レントゲンを撮影する数日前には鼻洗いをやめるように指導をしています。
研究のアウトカム
研究のアウトカムについては、
- nPEFR(nasal peak expiratory flow rate) :鼻の通気性
- 鼻の症状
- QOL(生活の質)に関する質問
- Water’s法で行ったレントゲン所見
などを指標にしています。
副鼻腔炎の症状は、
- 0: なし
- 1: 軽度
- 2: 中等度
- 3: 重度
となっています。
研究結果と考察
最終的に69人の患者が参加し、うち30人が生理食塩水による鼻洗いを、残りの39人はコントロールとなっています。患者背景としては、
- 平均6歳
- やや男児が多い
- アレルギー性鼻炎が鼻洗いグループに多い(53.3% vs. 28.2%)
- 家族歴(AR, AD, AS)はほぼ同じ
(*AR, アレルギー性鼻炎; AD、アトピー性皮膚炎;AS, 急性副鼻腔炎)
となっています。
nPEFRについて
機械で鼻を通る空気の速度を計測しましたが、その改善率は以下のとおりでした
鼻洗い | あり | なし |
中間日 | 17.0% | -9.5% |
最終日 | 31.2% | -20.3% |
鼻洗いをしたグループのほうが、nPEFRは改善している一方で、そうでないグループはむしろ悪化しています。両者に統計学的な有意差も認めたようです。
Water’s法での副鼻腔の所見
レントゲン所見の改善率をみています。
鼻洗い | あり | なし |
最終日 | 31.9% | 26.9% |
統計学的な有意差はなかったものの、鼻洗いをしたグループのほうが、やや成績が良いようです。
症状の改善
改善した症状をピックアップすると、
- 日中の鼻汁が減少した
- 夜間の鼻閉が改善した
など、鼻にまつわる症状が改善する傾向にありました。
感想と考察
全体としては鼻洗いは、急性副鼻腔炎の鼻の症状については軽快させる印象がありそうですね。

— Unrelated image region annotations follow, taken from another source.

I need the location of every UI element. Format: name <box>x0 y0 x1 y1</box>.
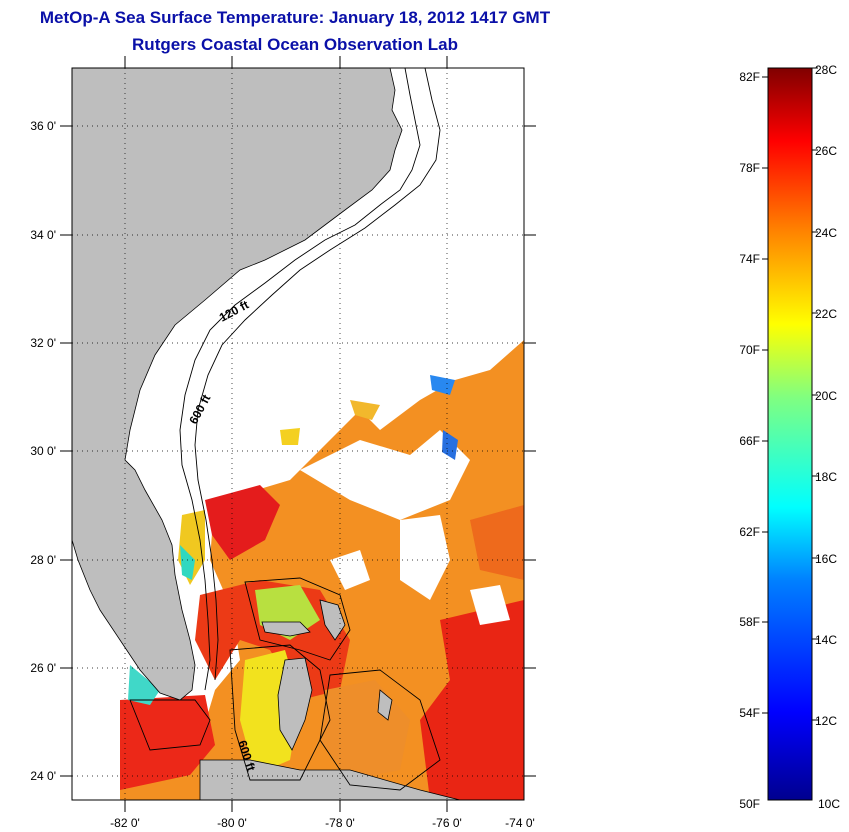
lon-label: -82 0' <box>110 816 140 830</box>
colorbar-f-label: 62F <box>739 525 760 539</box>
lat-label: 28 0' <box>30 553 56 567</box>
graticule <box>72 68 524 800</box>
colorbar-ticks <box>762 67 818 721</box>
lat-label: 26 0' <box>30 661 56 675</box>
lat-label: 34 0' <box>30 228 56 242</box>
colorbar-c-label: 14C <box>815 633 837 647</box>
colorbar-f-label: 70F <box>739 343 760 357</box>
colorbar-f-label: 66F <box>739 434 760 448</box>
colorbar-c-label: 28C <box>815 63 837 77</box>
island-cuba <box>199 759 461 800</box>
colorbar-f-label: 82F <box>739 70 760 84</box>
colorbar-f-label: 50F <box>739 797 760 811</box>
colorbar-f-label: 58F <box>739 615 760 629</box>
map-area: 120 ft 600 ft 600 ft <box>72 68 524 800</box>
colorbar-c-label: 10C <box>818 797 840 811</box>
lat-label: 24 0' <box>30 769 56 783</box>
map-title: MetOp-A Sea Surface Temperature: January… <box>39 8 551 27</box>
lat-label: 36 0' <box>30 119 56 133</box>
axis-ticks <box>60 56 536 812</box>
colorbar-c-label: 12C <box>815 714 837 728</box>
colorbar-f-label: 74F <box>739 252 760 266</box>
map-frame <box>71 67 525 801</box>
bathymetry-contours <box>129 68 441 791</box>
lon-label: -74 0' <box>505 816 535 830</box>
colorbar-c-label: 22C <box>815 307 837 321</box>
sst-data-layer <box>120 340 524 800</box>
island-abaco <box>319 599 346 641</box>
island-andros <box>277 657 313 751</box>
island-grand-bahama <box>261 621 311 637</box>
lon-label: -80 0' <box>217 816 247 830</box>
colorbar-c-label: 26C <box>815 144 837 158</box>
colorbar-c-label: 18C <box>815 470 837 484</box>
colorbar-c-label: 16C <box>815 552 837 566</box>
lat-label: 32 0' <box>30 336 56 350</box>
lon-label: -78 0' <box>325 816 355 830</box>
land-mask <box>72 68 403 701</box>
island-cat <box>377 689 393 721</box>
map-subtitle: Rutgers Coastal Ocean Observation Lab <box>132 35 458 54</box>
lat-label: 30 0' <box>30 444 56 458</box>
colorbar <box>767 67 813 801</box>
colorbar-f-label: 54F <box>739 706 760 720</box>
colorbar-c-label: 20C <box>815 389 837 403</box>
colorbar-c-label: 24C <box>815 226 837 240</box>
colorbar-f-label: 78F <box>739 161 760 175</box>
lon-label: -76 0' <box>432 816 462 830</box>
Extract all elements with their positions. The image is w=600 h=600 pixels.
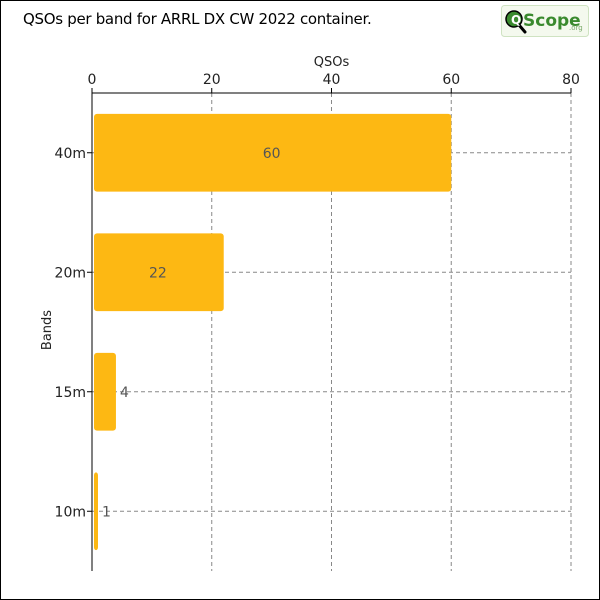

これは個人的にも実感しており、鼻を洗うことで、鼻の通りがすっきりとします。
研究の欠点としては、盲検化が難しい点につきます。
主観的な評価は、鼻洗いをしなかったグループが厳しめになってしまうことは、ある程度予測されます。
また、nPEFRの計測、レントゲン所見の計測は、計測者を盲検化することで、多少はバイアスを減らすことができますが、どの程度行えていたのかの明確な記載がありませんでした。
気になる点としては、アレルギー性鼻炎の患者が偏っている点ですね。
本来であれば、アレルギー性鼻炎のある患者とない患者に層別化をしてサブグループ解析をするか、回帰分析などのモデルで対処したほうがよいと思いました。
ですが、この論文ではなぜかアトピーのある人/ない人にわけて検討しており、少し理解に苦しむ内容でした。
まとめ
今回の研究は台湾で3〜12歳の急性副鼻腔炎を対象に、鼻洗いの有効性を検討しました。結果として、日中の鼻汁や夜間の鼻づまりの症状を軽快させ、鼻腔の開通が改善しました。
懸念点としては、交絡と計測エラーによるバイアスが残っている可能性がある点です。